Тяжело опустившись на стул, Алуф с драматическим видом провозгласил:
— Знаешь, Бьяг, если бы то была милая дама… Ах, если бы! Вы представить себе не можете, в какую я попал передрягу!
— Расскажите же нам, — попросил Бенедикт, подавшись вперед в кресле, стоявшем у очага. — Вы же знаете, здесь все любят интересные истории.
— Дело было так, — начал Алуф, скидывая свой длинный сюртук и аккуратно вешая его на спинку стула (что бы ни случилось, он никогда не бросал одежду абы как — всегда бережно складывал). — Я получил приглашение не от кого-нибудь — от Деодоната Змежаба. Он захотел, чтобы я осмотрел ему голову. Разумеется, я согласился. Подумал, будет интересно. Но в результате… По-моему, мне крупно повезло, что я вообще оттуда ноги унес. Этот парень чокнутый.
— Хм-м-м, — задумчиво протянул Бьяг. — Мне всегда казалось, что он несколько… чудаковат. Но чтоб уж совсем чокнутый… Наверное, за печатным словом он прячет свою истинную сущность.

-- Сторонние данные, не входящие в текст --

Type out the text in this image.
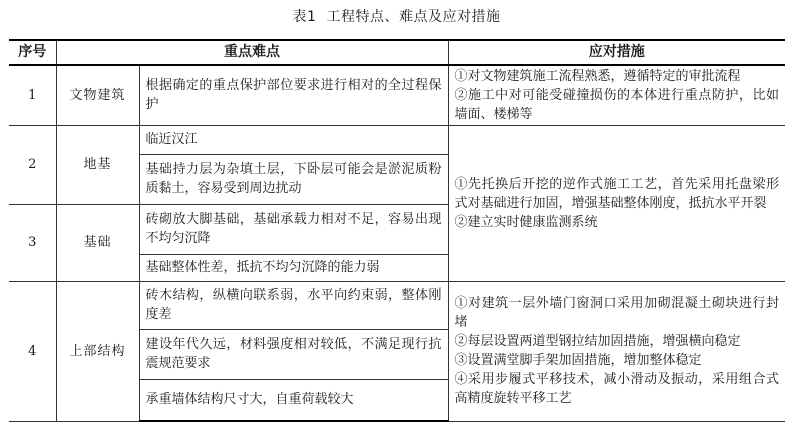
表1 工程特点、难点及应对措施
序号	重点难点		应对措施
1	文物建筑	根据确定的重点保护部位要求进行相对的全过程保护	①对文物建筑施工流程熟悉，遵循特定的审批流程
②施工中对可能受碰撞损伤的本体进行重点防护，比如墙面、楼梯等

2	地基	临近汉江	①先托换后开挖的逆作式施工工艺，首先采用托盘梁形式对基础进行加固，增强基础整体刚度，抵抗水平开裂
②建立实时健康监测系统

		基础持力层为杂填土层，下卧层可能会是淤泥质粉质黏土，容易受到周边扰动	
3	基础	砖砌放大脚基础，基础承载力相对不足，容易出现不均匀沉降	
		基础整体性差，抵抗不均匀沉降的能力弱	
4	上部结构	砖木结构，纵横向联系弱，水平向约束弱，整体刚度差	①对建筑一层外墙门窗洞口采用加砌混凝土砌块进行封堵
②每层设置两道型钢拉结加固措施，增强横向稳定
③设置满堂脚手架加固措施，增加整体稳定
④采用步履式平移技术，减小滑动及振动，采用组合式高精度旋转平移工艺

		建设年代久远，材料强度相对较低，不满足现行抗震规范要求	
		承重墙体结构尺寸大，自重荷载较大	
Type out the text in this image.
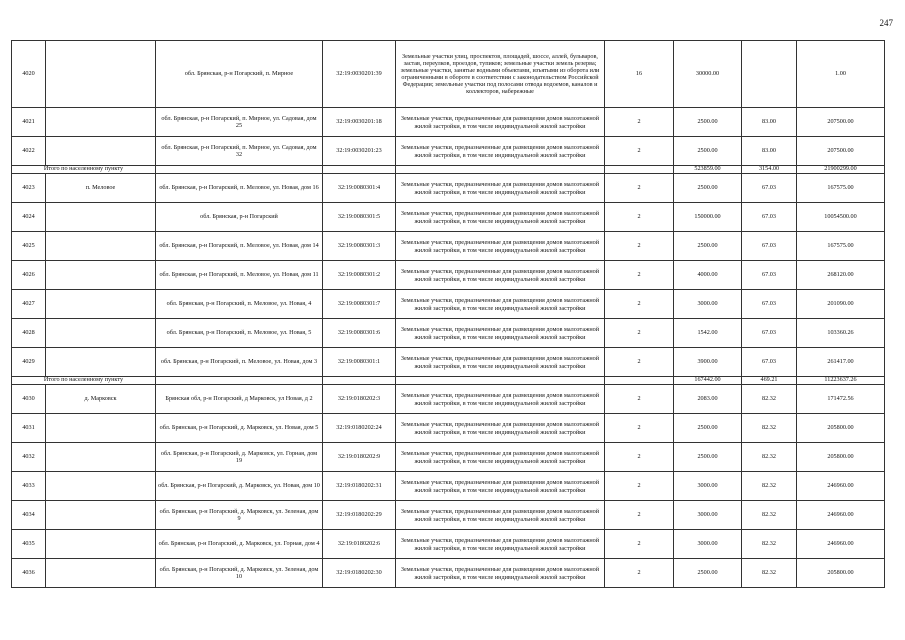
247
4020		обл. Брянская, р-н Погарский, п. Мирное	32:19:0030201:39	Земельные участки улиц, проспектов, площадей, шоссе, аллей, бульваров, застав, переулков, проездов, тупиков; земельные участки земель резерва; земельные участки, занятые водными объектами, изъятыми из оборота или ограниченными в обороте в соответствии с законодательством Российской Федерации; земельные участки под полосами отвода водоемов, каналов и коллекторов, набережные	16	30000.00		1.00
4021		обл. Брянская, р-н Погарский, п. Мирное, ул. Садовая, дом 25	32:19:0030201:18	Земельные участки, предназначенные для размещения домов малоэтажной жилой застройки, в том числе индивидуальной жилой застройки	2	2500.00	83.00	207500.00
4022		обл. Брянская, р-н Погарский, п. Мирное, ул. Садовая, дом 32	32:19:0030201:23	Земельные участки, предназначенные для размещения домов малоэтажной жилой застройки, в том числе индивидуальной жилой застройки	2	2500.00	83.00	207500.00
Итого по населенному пункту						523859.00	3154.00	21900299.00
4023	п. Меловое	обл. Брянская, р-н Погарский, п. Меловое, ул. Новая, дом 16	32:19:0080301:4	Земельные участки, предназначенные для размещения домов малоэтажной жилой застройки, в том числе индивидуальной жилой застройки	2	2500.00	67.03	167575.00
4024		обл. Брянская, р-н Погарский	32:19:0080301:5	Земельные участки, предназначенные для размещения домов малоэтажной жилой застройки, в том числе индивидуальной жилой застройки	2	150000.00	67.03	10054500.00
4025		обл. Брянская, р-н Погарский, п. Меловое, ул. Новая, дом 14	32:19:0080301:3	Земельные участки, предназначенные для размещения домов малоэтажной жилой застройки, в том числе индивидуальной жилой застройки	2	2500.00	67.03	167575.00
4026		обл. Брянская, р-н Погарский, п. Меловое, ул. Новая, дом 11	32:19:0080301:2	Земельные участки, предназначенные для размещения домов малоэтажной жилой застройки, в том числе индивидуальной жилой застройки	2	4000.00	67.03	268120.00
4027		обл. Брянская, р-н Погарский, п. Меловое, ул. Новая, 4	32:19:0080301:7	Земельные участки, предназначенные для размещения домов малоэтажной жилой застройки, в том числе индивидуальной жилой застройки	2	3000.00	67.03	201090.00
4028		обл. Брянская, р-н Погарский, п. Меловое, ул. Новая, 5	32:19:0080301:6	Земельные участки, предназначенные для размещения домов малоэтажной жилой застройки, в том числе индивидуальной жилой застройки	2	1542.00	67.03	103360.26
4029		обл. Брянская, р-н Погарский, п. Меловое, ул. Новая, дом 3	32:19:0080301:1	Земельные участки, предназначенные для размещения домов малоэтажной жилой застройки, в том числе индивидуальной жилой застройки	2	3900.00	67.03	261417.00
Итого по населенному пункту						167442.00	469.21	11223637.26
4030	д. Марковск	Брянская обл, р-н Погарский, д Марковск, ул Новая, д 2	32:19:0180202:3	Земельные участки, предназначенные для размещения домов малоэтажной жилой застройки, в том числе индивидуальной жилой застройки	2	2083.00	82.32	171472.56
4031		обл. Брянская, р-н Погарский, д. Марковск, ул. Новая, дом 5	32:19:0180202:24	Земельные участки, предназначенные для размещения домов малоэтажной жилой застройки, в том числе индивидуальной жилой застройки	2	2500.00	82.32	205800.00
4032		обл. Брянская, р-н Погарский, д. Марковск, ул. Горная, дом 19	32:19:0180202:9	Земельные участки, предназначенные для размещения домов малоэтажной жилой застройки, в том числе индивидуальной жилой застройки	2	2500.00	82.32	205800.00
4033		обл. Брянская, р-н Погарский, д. Марковск, ул. Новая, дом 10	32:19:0180202:31	Земельные участки, предназначенные для размещения домов малоэтажной жилой застройки, в том числе индивидуальной жилой застройки	2	3000.00	82.32	246960.00
4034		обл. Брянская, р-н Погарский, д. Марковск, ул. Зеленая, дом 9	32:19:0180202:29	Земельные участки, предназначенные для размещения домов малоэтажной жилой застройки, в том числе индивидуальной жилой застройки	2	3000.00	82.32	246960.00
4035		обл. Брянская, р-н Погарский, д. Марковск, ул. Горная, дом 4	32:19:0180202:6	Земельные участки, предназначенные для размещения домов малоэтажной жилой застройки, в том числе индивидуальной жилой застройки	2	3000.00	82.32	246960.00
4036		обл. Брянская, р-н Погарский, д. Марковск, ул. Зеленая, дом 10	32:19:0180202:30	Земельные участки, предназначенные для размещения домов малоэтажной жилой застройки, в том числе индивидуальной жилой застройки	2	2500.00	82.32	205800.00
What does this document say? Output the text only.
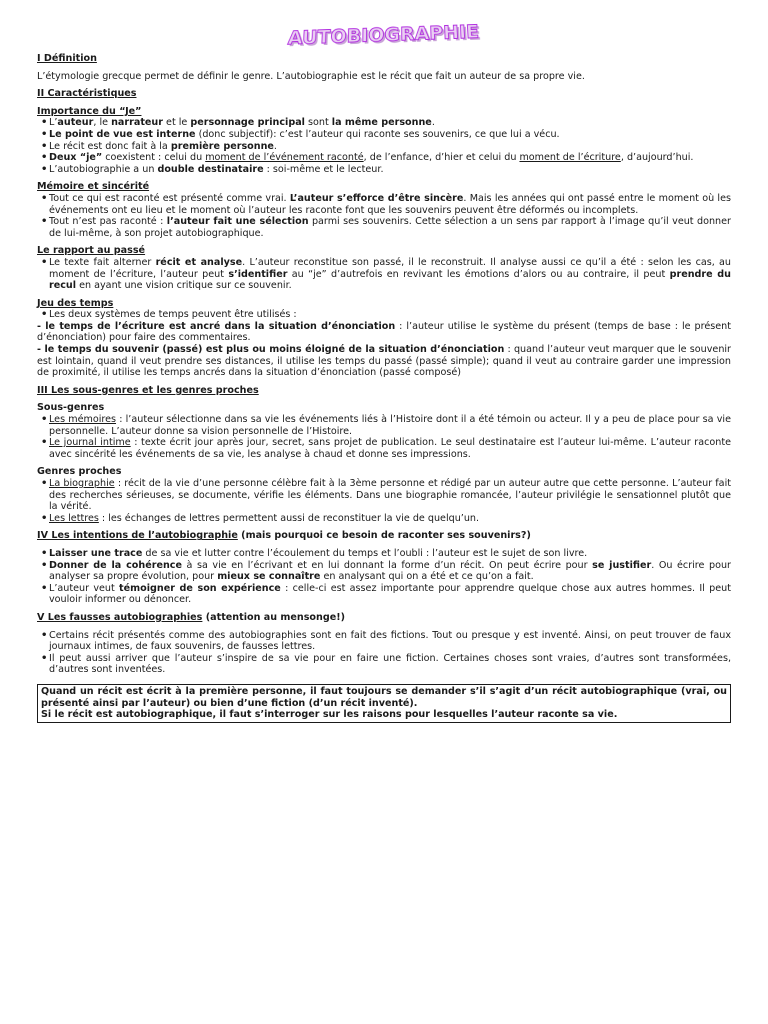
AUTOBIOGRAPHIE

I Définition

L’étymologie grecque permet de définir le genre. L’autobiographie est le récit que fait un auteur de sa propre vie.

II Caractéristiques

Importance du “Je”

• L’auteur, le narrateur et le personnage principal sont la même personne.

• Le point de vue est interne (donc subjectif): c’est l’auteur qui raconte ses souvenirs, ce que lui a vécu.

• Le récit est donc fait à la première personne.

• Deux “je” coexistent : celui du moment de l’événement raconté, de l’enfance, d’hier et celui du moment de l’écriture, d’aujourd’hui.

• L’autobiographie a un double destinataire : soi-même et le lecteur.

Mémoire et sincérité

• Tout ce qui est raconté est présenté comme vrai. L’auteur s’efforce d’être sincère. Mais les années qui ont passé entre le moment où les événements ont eu lieu et le moment où l’auteur les raconte font que les souvenirs peuvent être déformés ou incomplets.

• Tout n’est pas raconté : l’auteur fait une sélection parmi ses souvenirs. Cette sélection a un sens par rapport à l’image qu’il veut donner de lui-même, à son projet autobiographique.

Le rapport au passé

• Le texte fait alterner récit et analyse. L’auteur reconstitue son passé, il le reconstruit. Il analyse aussi ce qu’il a été : selon les cas, au moment de l’écriture, l’auteur peut s’identifier au “je” d’autrefois en revivant les émotions d’alors ou au contraire, il peut prendre du recul en ayant une vision critique sur ce souvenir.

Jeu des temps

• Les deux systèmes de temps peuvent être utilisés :

- le temps de l’écriture est ancré dans la situation d’énonciation : l’auteur utilise le système du présent (temps de base : le présent d’énonciation) pour faire des commentaires.

- le temps du souvenir (passé) est plus ou moins éloigné de la situation d’énonciation : quand l’auteur veut marquer que le souvenir est lointain, quand il veut prendre ses distances, il utilise les temps du passé (passé simple); quand il veut au contraire garder une impression de proximité, il utilise les temps ancrés dans la situation d’énonciation (passé composé)

III Les sous-genres et les genres proches

Sous-genres

• Les mémoires : l’auteur sélectionne dans sa vie les événements liés à l’Histoire dont il a été témoin ou acteur. Il y a peu de place pour sa vie personnelle. L’auteur donne sa vision personnelle de l’Histoire.

• Le journal intime : texte écrit jour après jour, secret, sans projet de publication. Le seul destinataire est l’auteur lui-même. L’auteur raconte avec sincérité les événements de sa vie, les analyse à chaud et donne ses impressions.

Genres proches

• La biographie : récit de la vie d’une personne célèbre fait à la 3ème personne et rédigé par un auteur autre que cette personne. L’auteur fait des recherches sérieuses, se documente, vérifie les éléments. Dans une biographie romancée, l’auteur privilégie le sensationnel plutôt que la vérité.

• Les lettres : les échanges de lettres permettent aussi de reconstituer la vie de quelqu’un.

IV Les intentions de l’autobiographie (mais pourquoi ce besoin de raconter ses souvenirs?)

• Laisser une trace de sa vie et lutter contre l’écoulement du temps et l’oubli : l’auteur est le sujet de son livre.

• Donner de la cohérence à sa vie en l’écrivant et en lui donnant la forme d’un récit. On peut écrire pour se justifier. Ou écrire pour analyser sa propre évolution, pour mieux se connaître en analysant qui on a été et ce qu’on a fait.

• L’auteur veut témoigner de son expérience : celle-ci est assez importante pour apprendre quelque chose aux autres hommes. Il peut vouloir informer ou dénoncer.

V Les fausses autobiographies (attention au mensonge!)

• Certains récit présentés comme des autobiographies sont en fait des fictions. Tout ou presque y est inventé. Ainsi, on peut trouver de faux journaux intimes, de faux souvenirs, de fausses lettres.

• Il peut aussi arriver que l’auteur s’inspire de sa vie pour en faire une fiction. Certaines choses sont vraies, d’autres sont transformées, d’autres sont inventées.

Quand un récit est écrit à la première personne, il faut toujours se demander s’il s’agit d’un récit autobiographique (vrai, ou présenté ainsi par l’auteur) ou bien d’une fiction (d’un récit inventé).

Si le récit est autobiographique, il faut s’interroger sur les raisons pour lesquelles l’auteur raconte sa vie.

— Слава богу, он и себя самого прячет! — с чувством воскликнул Алуф и даже поежился — до того неприятно было воспоминание о внешности этого человека.
— Что вы хотите сказать? — спросила миссис Сытвуд; от любопытства она перестала даже мешать суп в котле.
Алуф поправил галстук:
— Очень странный субъект, надо сказать. В комнате почти не зажигает света, кутается с ног до головы, и я выяснил почему. Этот человек — настоящее чудище. Ему место — в одной клетке с Прожорным Чудищем! — Драматическим жестом он вытер пот со лба, и на коже осталась блестящая полоса.
— Что это у вас на голове? — спросил Бенедикт.
Миссис Сытвуд подошла поближе, чтоб посмотреть.
— Да у вас и вся брючина тоже испачкана!
— Чернила, наверное, — рассеянно ответил Алуф, желая поскорее продолжить свою печальную повесть. — До чего ж неприятный человек!
Но больше ничего он сказать не успел, потому что сверху донесся страшный грохот и топот бегущих ног, и пару секунд спустя в кухню влетела Юнона:
— Помогите! Скорее, на помощь! На Пина напал убийца! Серебряное Яблоко!
В следующее мгновение кухня опустела. Вся компания высыпала на улицу, где Пин отчаянно пытался вырваться из цепких рук мистера Гофридуса. Бьяг поднырнул под дерущихся и скрутил гробовщику руки; Алуф схватил его за лодыжку. Пин вскочил на ноги и приставил огниво-трость к самому носу мистера Гофридуса, который выглядел несколько озадаченным — или рассерженным?